Sumit Nagal (born 16 August 1997) is an Indian professional tennis player. He won the 2015 Wimbledon boys' doubles title with his Vietnamese partner Lý Hoàng Nam, thus becoming the sixth Indian player to win a junior Grand Slam title. He is currently the highest-ranked Indian singles tennis player and since 2018, he has been a regular member of India's national Davis Cup squad.

Early life 

Sumit Nagal was born on 16 August 1997 to school teacher Suresh Nagal and his wife Krishna Devi, a homemaker in Jhajjar, Haryana. Nagal started playing tennis at the age of eight at a local sports club. When he was ten years old, he was selected to join Mahesh Bhupathi's training academy, as part of the first batch of Mahesh Bhupathi's Apollo Tyres Mission 2018 programme. As part of the programme, between 2008 and 2010, Nagal was based in Bangalore. Upon the programme closing down, Nagal shifted to Toronto for training with Coach Bobby Mahal.

Career

2015: Junior Wimbledon Title 
Nagal won his 1st ever ITF Futures title by defeating Gustavo Vellbach 6–2, 6–0 at India F8 tournament. Nagal then won India F11 by defeating compatriot Ronit Singh Bisht	6–3, 6–4. Nagal won the 2015 Wimbledon boys' doubles title with his Vietnamese partner Lý Hoàng Nam, defeating Reilly Opelka and Akira Santillan in the final. He became the sixth Indian player to win a junior Grand Slam title.

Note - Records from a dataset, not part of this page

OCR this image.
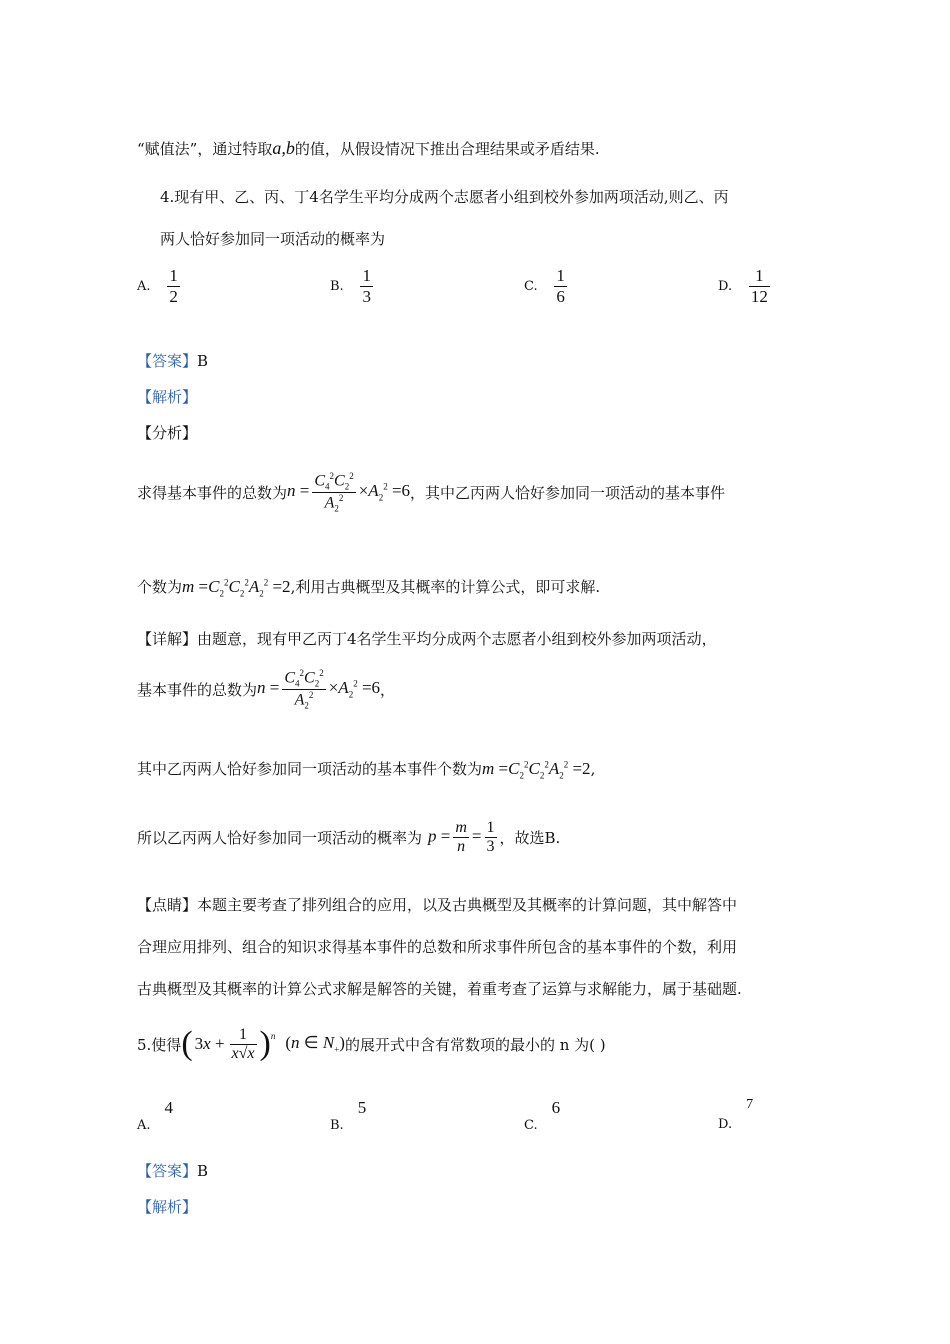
“赋值法”，通过特取a,b的值，从假设情况下推出合理结果或矛盾结果.
4.现有甲、乙、丙、丁4名学生平均分成两个志愿者小组到校外参加两项活动,则乙、丙
两人恰好参加同一项活动的概率为
A. $\frac{1}{2}$	B. $\frac{1}{3}$	C. $\frac{1}{6}$	D. $\frac{1}{12}$
【答案】B
【解析】
【分析】
求得基本事件的总数为 $n = \frac{C_4^2C_2^2}{A_2^2} \times A_2^2 =6$ ，其中乙丙两人恰好参加同一项活动的基本事件
个数为$m =C_2^2C_2^2A_2^2 =2$,利用古典概型及其概率的计算公式，即可求解.
【详解】由题意，现有甲乙丙丁4名学生平均分成两个志愿者小组到校外参加两项活动，
基本事件的总数为 $n = \frac{C_4^2C_2^2}{A_2^2} \times A_2^2 =6$ ，
其中乙丙两人恰好参加同一项活动的基本事件个数为$m =C_2^2C_2^2A_2^2 =2$,
所以乙丙两人恰好参加同一项活动的概率为 $p = \frac{m}{n} = \frac{1}{3}$ ，故选B.
【点睛】本题主要考查了排列组合的应用，以及古典概型及其概率的计算问题，其中解答中
合理应用排列、组合的知识求得基本事件的总数和所求事件所包含的基本事件的个数，利用
古典概型及其概率的计算公式求解是解答的关键，着重考查了运算与求解能力，属于基础题.
5.使得 ( $3x + \frac{1}{x√x}$ ) $^n$ (n ∈ $N_+$) 的展开式中含有常数项的最小的 n 为( )
A.4
B.5
C.6
D.7
【答案】B
【解析】
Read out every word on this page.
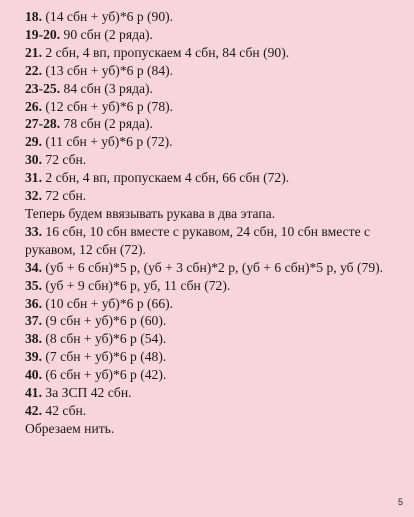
18. (14 сбн + уб)*6 р (90).
19-20. 90 сбн (2 ряда).
21. 2 сбн, 4 вп, пропускаем 4 сбн, 84 сбн (90).
22. (13 сбн + уб)*6 р (84).
23-25. 84 сбн (3 ряда).
26. (12 сбн + уб)*6 р (78).
27-28. 78 сбн (2 ряда).
29. (11 сбн + уб)*6 р (72).
30. 72 сбн.
31. 2 сбн, 4 вп, пропускаем 4 сбн, 66 сбн (72).
32. 72 сбн.
Теперь будем ввязывать рукава в два этапа.
33. 16 сбн, 10 сбн вместе с рукавом, 24 сбн, 10 сбн вместе с рукавом, 12 сбн (72).
34. (уб + 6 сбн)*5 р, (уб + 3 сбн)*2 р, (уб + 6 сбн)*5 р, уб (79).
35. (уб + 9 сбн)*6 р, уб, 11 сбн (72).
36. (10 сбн + уб)*6 р (66).
37. (9 сбн + уб)*6 р (60).
38. (8 сбн + уб)*6 р (54).
39. (7 сбн + уб)*6 р (48).
40. (6 сбн + уб)*6 р (42).
41. За ЗСП 42 сбн.
42. 42 сбн.
Обрезаем нить.
5
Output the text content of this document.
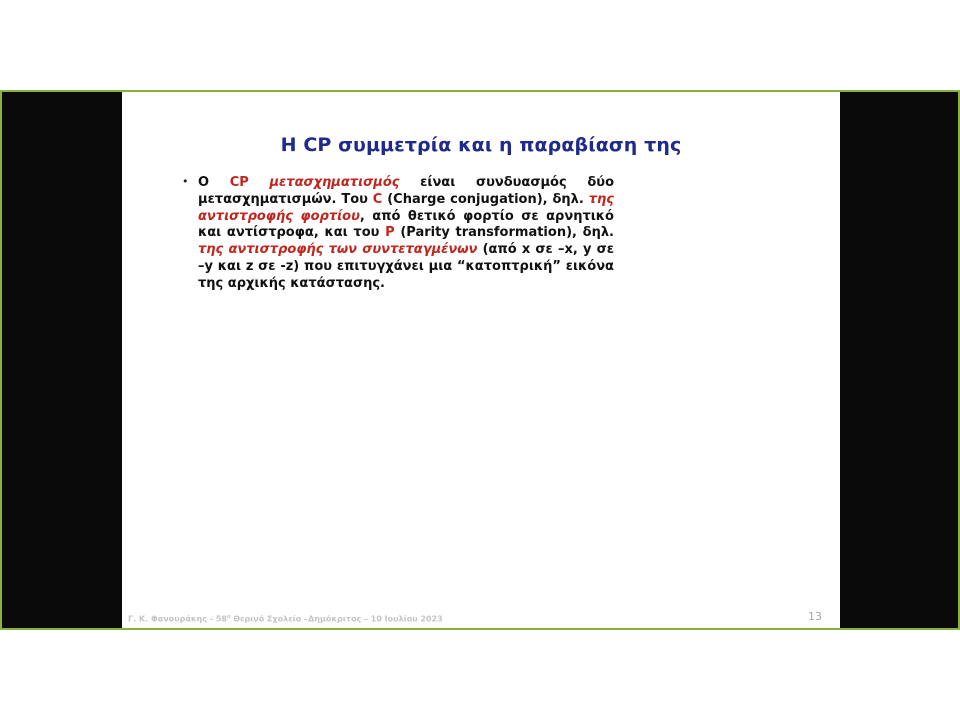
Η CP συμμετρία και η παραβίαση της
• Ο CP μετασχηματισμός είναι συνδυασμός δύο μετασχηματισμών. Του C (Charge conjugation), δηλ. της αντιστροφής φορτίου, από θετικό φορτίο σε αρνητικό και αντίστροφα, και του P (Parity transformation), δηλ. της αντιστροφής των συντεταγμένων (από x σε –x, y σε –y και z σε -z) που επιτυγχάνει μια “κατοπτρική” εικόνα της αρχικής κατάστασης.
Γ. Κ. Φανουράκης - $58^o$ Θερινό Σχολείο –Δημόκριτος – 10 Ιουλίου 2023	13
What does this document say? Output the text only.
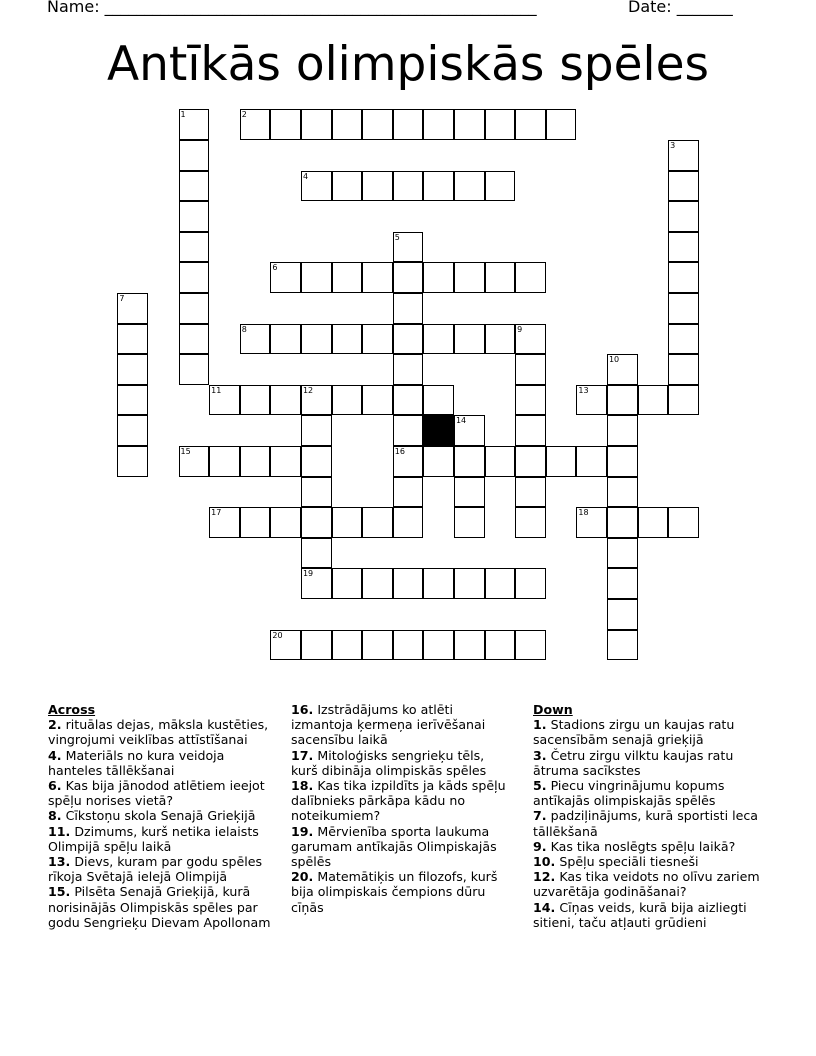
Name: ______________________________________________________	Date: _______
Antīkās olimpiskās spēles
1	2
3
4
5
6
7
8	9
10
11	12	13
14
15	16
17	18
19
20
Across
2. rituālas dejas, māksla kustēties, vingrojumi veiklības attīstīšanai
4. Materiāls no kura veidoja hanteles tāllēkšanai
6. Kas bija jānodod atlētiem ieejot spēļu norises vietā?
8. Cīkstoņu skola Senajā Grieķijā
11. Dzimums, kurš netika ielaists Olimpijā spēļu laikā
13. Dievs, kuram par godu spēles rīkoja Svētajā ielejā Olimpijā
15. Pilsēta Senajā Grieķijā, kurā norisinājās Olimpiskās spēles par godu Sengrieķu Dievam Apollonam
16. Izstrādājums ko atlēti izmantoja ķermeņa ierīvēšanai sacensību laikā
17. Mitoloģisks sengrieķu tēls, kurš dibināja olimpiskās spēles
18. Kas tika izpildīts ja kāds spēļu dalībnieks pārkāpa kādu no noteikumiem?
19. Mērvienība sporta laukuma garumam antīkajās Olimpiskajās spēlēs
20. Matemātiķis un filozofs, kurš bija olimpiskais čempions dūru cīņās
Down
1. Stadions zirgu un kaujas ratu sacensībām senajā grieķijā
3. Četru zirgu vilktu kaujas ratu ātruma sacīkstes
5. Piecu vingrinājumu kopums antīkajās olimpiskajās spēlēs
7. padziļinājums, kurā sportisti leca tāllēkšanā
9. Kas tika noslēgts spēļu laikā?
10. Spēļu speciāli tiesneši
12. Kas tika veidots no olīvu zariem uzvarētāja godināšanai?
14. Cīņas veids, kurā bija aizliegti sitieni, taču atļauti grūdieni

Nagal won his 1st ever ITF futures doubles title with Vijay Sundar Prashanth by defeating compatriots Anirudh Chandrasekar and Vignesh Peranamallur 6–3, 7–5, he also won the singles in the same tournament by defeating  Vishnu Vardhan 7–6(7-5), 7–6(7-4).

2016: Davis cup debut 
Nagal won Uzbekistan F1 with Ti Chen by defeating Sanjar Fayziev and Jurabek Karimov	5–5 ret. He won Poland F6 by defeating Daniel Masur 6–4, 1–6, 6-3. Nagal made his Davis Cup debut for India in the 2016 World Group Playoff tie against Spain in New Delhi. He then won Hungary F7 by defeating Peter Nagy 7–6(7-3), 6-1.

2017: First ATP Challenger title 
Nagal ran into a controversy when he was dropped from Davis Cup team for serious disciplinary issues.

Nagal lost the final of Romania F2 to Gonçalo Oliveira 6–3, 3–6, 0-6. He then won Sri Lanka F1 by defeating Alexander Zhurbin 6–3, 6-2 and Sri Lanka F3 by defeating Carlos Bolunda-Purkiss 6–1, 6-1. He continued his good form by winning Italy F23 against Andrea Basso 6-4,6-4. Nagal then defeated Colin Van Beem by 6–3, 6-0 in the final of India F7.

Nagal won gold medal at Asian Indoor and Martial Arts Games by defeating compatriot Vijay Natrajan 6–1,6-1 in the final. He didn't drop a single set in the whole championship.

At Bengaluru Challenger Nagal stunned top seed Blaz Kavcic in the quarterfinals, then followed it by beating compatriot Yuki Bhambri in the semifinal and Jay Clarke in the Finals capturing his first challenger title.

2018: Asian Games Debut and Struggle with form
Nagal started the year at the Maharashtra Open where qualified for the main draw after beating compatriot Divij Sharan and Adrián Menéndez Maceiras but in the 1st round(of main draw) he lost to Ilya Ivashka 3-6,3-6. He lost his Davis Cup tie match to Zhang Ze 6-4,6-1. Nagal made his Asian Games debut in 2018 edition, He competed in doubles event pairing with Ramkumar Ramanathan, They reached the Quarter-finals before losing to eventual silver medallists Alexander Bublik and Denis Yevseyev. Nagal failed to win a single match in the qualifying rounds of any Grand Slam events, he missed US Open due to an injury. He lost to compatriot Ramkumar Ramanathan in the 1st round of 2018 Shenzhen Longhua Open after qualifying from qualifying draw. He then lost to Saketh Myneni in the Quarter-finals of 2018 Bengaluru Open 6-4,6-4. Nagal failed to reach final of any ITF or Challenger tournament at the end if the year.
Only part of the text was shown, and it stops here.